Feeding sites or exit holes when the caterpillar matures and leaves the ear leave holes in the corn husk, which provide a potential entry wound for pathogens like fusarium and gibberella. Some of these organisms can then be a further source for mycotoxins, including fumonisins and deoxynivalenol, also known as vomitoxin. In some cases, damaged kernels will likely be colonized by opportunistic molds, meaning that the mold-causing fungi are just there because they gain easy access to the grain. However, in other cases, damaged ears may be colonized by fungi such as fusarium, gibberella and aspergillus that produce harmful mycotoxins. Some molds that are associated with mycotoxins are easy to detect based on the color of the damaged areas. For instance, reddish or pinkish molds are often cause by gibberella zeae, a fungus know to be associated with several toxins, including vomitoxin.

So, since it is not always easy to tell which mold is associated with which fungus or which fungus produces mycotoxins, the safe thing to do is to avoid feeding moldy grain to livestock. Mycotoxins are harmful to animals – some animals are more sensitive to vomitoxin while others are more sensitive to fumonisins, but it is quite possible for multiple toxins to be present in those damaged ears. If you have damaged ears and moldy grain, get it tested for mycotoxins before feeding to livestock, and if you absolutely have to use moldy grain, make sure it does not make up more than the recommended limit for the toxin detected and the animal being fed.


In 2018, multiple species of stinkbug (green, brown and marmorated) caused severe seed quality issues on soybeans. Overall, insect feeding has been low for Ohio field crops in 2019, but green stink bugs are being seen in many late-season, seed filling staged fields. Both green stink bug adults and nymphs feed using their piercing-sucking mouthparts. They cause injury to soybean by puncturing pods and sucking fluid from the developing beans. This feeding also introduces bacteria, fungi and yeasts that may cause further damage. Seeds that do develop despite stink bug pod feeding may be smaller, shriveled, and/or discolored. This damage may lower quality, and ultimately reduce yields. Green stink bugs may appear in soybean fields from mid-July through harvest time.

Last year, several factors (e.g., heavy rains, warm day/night temperatures, multiple fungal diseases, etc.) combined late in the season to cause an inordinate number of damaged soybean seed at harvest. Many samples were tested, and all were found to have multiple factors causing the damage. Meaning green stink bug feeding was one of several contributing causes to shriveled and/or discolored seed.

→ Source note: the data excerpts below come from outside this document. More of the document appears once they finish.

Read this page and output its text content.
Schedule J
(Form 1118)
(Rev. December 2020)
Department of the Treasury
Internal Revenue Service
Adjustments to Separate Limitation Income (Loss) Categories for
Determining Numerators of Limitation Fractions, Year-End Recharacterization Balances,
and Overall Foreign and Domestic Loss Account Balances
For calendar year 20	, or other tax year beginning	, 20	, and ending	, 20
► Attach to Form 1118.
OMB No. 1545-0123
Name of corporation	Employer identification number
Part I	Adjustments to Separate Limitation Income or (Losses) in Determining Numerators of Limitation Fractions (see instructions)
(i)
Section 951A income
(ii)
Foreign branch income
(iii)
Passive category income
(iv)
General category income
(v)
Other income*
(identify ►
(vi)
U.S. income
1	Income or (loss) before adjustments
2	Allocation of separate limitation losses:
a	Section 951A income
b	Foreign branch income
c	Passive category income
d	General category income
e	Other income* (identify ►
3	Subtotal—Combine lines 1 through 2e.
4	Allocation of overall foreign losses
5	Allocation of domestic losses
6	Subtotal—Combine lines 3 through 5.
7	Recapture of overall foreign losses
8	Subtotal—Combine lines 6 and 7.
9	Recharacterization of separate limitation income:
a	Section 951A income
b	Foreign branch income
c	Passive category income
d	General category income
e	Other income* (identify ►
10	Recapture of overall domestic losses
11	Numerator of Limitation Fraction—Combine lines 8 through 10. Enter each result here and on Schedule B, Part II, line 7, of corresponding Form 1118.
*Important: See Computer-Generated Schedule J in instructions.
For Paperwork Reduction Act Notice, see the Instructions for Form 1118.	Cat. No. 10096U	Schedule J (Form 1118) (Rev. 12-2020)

In sweep-net surveys of soybean fields last season, it was very obvious that green stink bug prefer feeding on pods with well-developed seeds, especially growth stage R6, aka “butter beans.” Currently, there are many fields in the seed-fill stages, more so than normal in early September. However, in our random observations, there doesn’t appear to be as large a population of stink bugs present this year. Because populations vary from county to county and field to field, we recommend sampling soybean in the seed-fill stages. Although sweep-net sampling is ideal for this purpose, just getting out and looking for adult and nymph stink bugs on or around pods is sufficient. A threshold of 40 stink bugs (adult and nymphs) per 100 sweeps is considered a treatment level. Should an insecticide treatment be justified, consider the product’s pre-harvest interval (PHI), that is the number of days from treatment to harvest, label ranges from 14 to 45 days.